Elsevier, EClinicalMedicine, Volume 28, November 2020
Authors: 
Eyigoz E., Mathur S., Santamaria M., Cecchi G., Naylor M.
Background: The aim of this study is to use classification methods to predict future onset of Alzheimer's disease in cognitively normal subjects through automated linguistic analysis. Methods: To study linguistic performance as an early biomarker of AD, we performed predictive modeling of future diagnosis of AD from a cognitively normal baseline of Framingham Heart Study participants.

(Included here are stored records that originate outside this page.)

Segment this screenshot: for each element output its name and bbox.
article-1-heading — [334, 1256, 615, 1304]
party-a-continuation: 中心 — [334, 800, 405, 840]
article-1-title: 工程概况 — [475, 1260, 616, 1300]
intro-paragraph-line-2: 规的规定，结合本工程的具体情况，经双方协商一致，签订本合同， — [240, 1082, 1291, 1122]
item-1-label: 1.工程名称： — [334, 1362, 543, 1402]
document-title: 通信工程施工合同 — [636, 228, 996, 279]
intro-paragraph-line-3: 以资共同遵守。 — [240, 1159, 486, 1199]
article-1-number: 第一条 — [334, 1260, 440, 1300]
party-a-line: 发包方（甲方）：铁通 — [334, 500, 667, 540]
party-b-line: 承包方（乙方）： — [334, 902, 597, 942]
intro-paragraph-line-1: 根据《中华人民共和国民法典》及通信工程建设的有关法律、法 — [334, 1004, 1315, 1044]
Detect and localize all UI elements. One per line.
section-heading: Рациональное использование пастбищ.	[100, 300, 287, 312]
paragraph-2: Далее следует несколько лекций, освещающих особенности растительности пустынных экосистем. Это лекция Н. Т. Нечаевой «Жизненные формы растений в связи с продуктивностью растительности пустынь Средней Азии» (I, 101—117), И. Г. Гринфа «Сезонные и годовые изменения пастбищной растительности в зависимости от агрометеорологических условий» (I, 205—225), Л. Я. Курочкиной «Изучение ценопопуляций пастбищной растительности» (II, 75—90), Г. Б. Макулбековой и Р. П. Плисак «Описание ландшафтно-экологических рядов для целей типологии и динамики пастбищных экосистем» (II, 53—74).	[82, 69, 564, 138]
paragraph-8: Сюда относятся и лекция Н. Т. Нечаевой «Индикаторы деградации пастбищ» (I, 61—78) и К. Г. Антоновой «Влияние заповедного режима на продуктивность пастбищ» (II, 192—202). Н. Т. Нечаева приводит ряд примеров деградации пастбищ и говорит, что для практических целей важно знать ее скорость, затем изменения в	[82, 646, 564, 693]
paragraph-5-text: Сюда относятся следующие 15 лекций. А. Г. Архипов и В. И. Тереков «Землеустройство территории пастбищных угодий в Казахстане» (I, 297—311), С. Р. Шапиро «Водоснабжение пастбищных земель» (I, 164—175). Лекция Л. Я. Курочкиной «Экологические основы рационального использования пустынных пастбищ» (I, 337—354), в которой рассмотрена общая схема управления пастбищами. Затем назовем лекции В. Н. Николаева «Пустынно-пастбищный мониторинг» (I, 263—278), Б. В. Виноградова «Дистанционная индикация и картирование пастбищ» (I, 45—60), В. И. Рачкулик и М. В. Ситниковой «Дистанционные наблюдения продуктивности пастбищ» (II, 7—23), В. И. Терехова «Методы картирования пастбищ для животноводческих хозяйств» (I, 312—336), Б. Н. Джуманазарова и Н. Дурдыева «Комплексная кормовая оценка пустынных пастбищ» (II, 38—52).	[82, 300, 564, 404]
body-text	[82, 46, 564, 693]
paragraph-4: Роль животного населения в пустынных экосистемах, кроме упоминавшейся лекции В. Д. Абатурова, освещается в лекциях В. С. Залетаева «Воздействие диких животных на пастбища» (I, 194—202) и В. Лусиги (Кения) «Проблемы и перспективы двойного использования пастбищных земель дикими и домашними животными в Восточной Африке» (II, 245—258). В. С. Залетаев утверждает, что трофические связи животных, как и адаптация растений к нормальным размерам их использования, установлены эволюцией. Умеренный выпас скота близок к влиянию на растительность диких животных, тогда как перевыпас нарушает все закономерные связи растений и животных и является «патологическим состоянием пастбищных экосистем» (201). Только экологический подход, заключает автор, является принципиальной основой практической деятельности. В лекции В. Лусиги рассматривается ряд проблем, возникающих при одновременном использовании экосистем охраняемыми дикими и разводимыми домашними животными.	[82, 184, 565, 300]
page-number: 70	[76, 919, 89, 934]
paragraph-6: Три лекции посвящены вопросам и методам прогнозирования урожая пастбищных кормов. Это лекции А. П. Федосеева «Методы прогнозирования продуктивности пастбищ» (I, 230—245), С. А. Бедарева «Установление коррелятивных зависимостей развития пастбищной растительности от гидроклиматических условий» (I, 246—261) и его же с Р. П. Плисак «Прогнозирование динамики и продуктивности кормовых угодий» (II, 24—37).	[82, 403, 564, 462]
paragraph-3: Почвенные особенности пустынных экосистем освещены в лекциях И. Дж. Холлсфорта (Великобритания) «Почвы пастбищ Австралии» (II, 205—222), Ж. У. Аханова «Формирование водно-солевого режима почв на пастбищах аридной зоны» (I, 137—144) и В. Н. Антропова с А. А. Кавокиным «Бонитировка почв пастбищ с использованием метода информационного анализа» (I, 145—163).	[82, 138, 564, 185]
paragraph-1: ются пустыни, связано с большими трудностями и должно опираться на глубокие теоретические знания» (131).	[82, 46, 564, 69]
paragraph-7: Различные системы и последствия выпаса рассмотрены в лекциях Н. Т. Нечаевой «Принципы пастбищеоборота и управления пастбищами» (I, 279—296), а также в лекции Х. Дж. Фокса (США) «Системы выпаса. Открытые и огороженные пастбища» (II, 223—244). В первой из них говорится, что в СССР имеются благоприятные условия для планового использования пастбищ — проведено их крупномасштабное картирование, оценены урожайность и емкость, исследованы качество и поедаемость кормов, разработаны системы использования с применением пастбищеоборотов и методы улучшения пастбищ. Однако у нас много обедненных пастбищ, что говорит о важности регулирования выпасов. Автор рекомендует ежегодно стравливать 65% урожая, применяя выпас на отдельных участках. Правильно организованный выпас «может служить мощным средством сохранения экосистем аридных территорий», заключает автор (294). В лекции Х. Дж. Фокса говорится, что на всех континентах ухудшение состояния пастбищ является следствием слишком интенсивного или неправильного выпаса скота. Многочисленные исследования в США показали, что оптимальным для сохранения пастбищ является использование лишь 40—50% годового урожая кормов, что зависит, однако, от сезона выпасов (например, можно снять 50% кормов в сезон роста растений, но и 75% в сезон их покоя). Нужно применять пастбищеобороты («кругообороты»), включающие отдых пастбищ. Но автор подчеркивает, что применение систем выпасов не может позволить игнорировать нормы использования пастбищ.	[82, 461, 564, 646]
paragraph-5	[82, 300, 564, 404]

The linguistic variables were derived from written responses to the cookie-theft picture-description task. We compared the predictive performance of linguistic variables with clinical and neuropsychological variables. The study included 703 samples from 270 participants out of which a dataset consisting of a single sample from 80 participants was held out for testing. Half of the participants in the test set developed AD symptoms before 85 years old, while the other half did not. All samples in the test set were collected during the cognitively normal period (before MCI). The mean time to diagnosis of mild AD was 7.59 years. Findings: Significant predictive power was obtained, with AUC of 0.74 and accuracy of 0.70 when using linguistic variables. The linguistic variables most relevant for predicting onset of AD have been identified in the literature as associated with cognitive decline in dementia. Interpretation: The results suggest that language performance in naturalistic probes expose subtle early signs of progression to AD in advance of clinical diagnosis of impairment. Funding: Pfizer, Inc. provided funding to obtain data from the Framingham Heart Study Consortium, and to support the involvement of IBM Research in the initial phase of the study. The data used in this study was supported by Framingham Heart Study's National Heart, Lung, and Blood Institute contract (N01-HC-25195), and by grants from the National Institute on Aging grants (R01-AG016495, R01-AG008122) and the National Institute of Neurological Disorders and Stroke (R01-NS017950).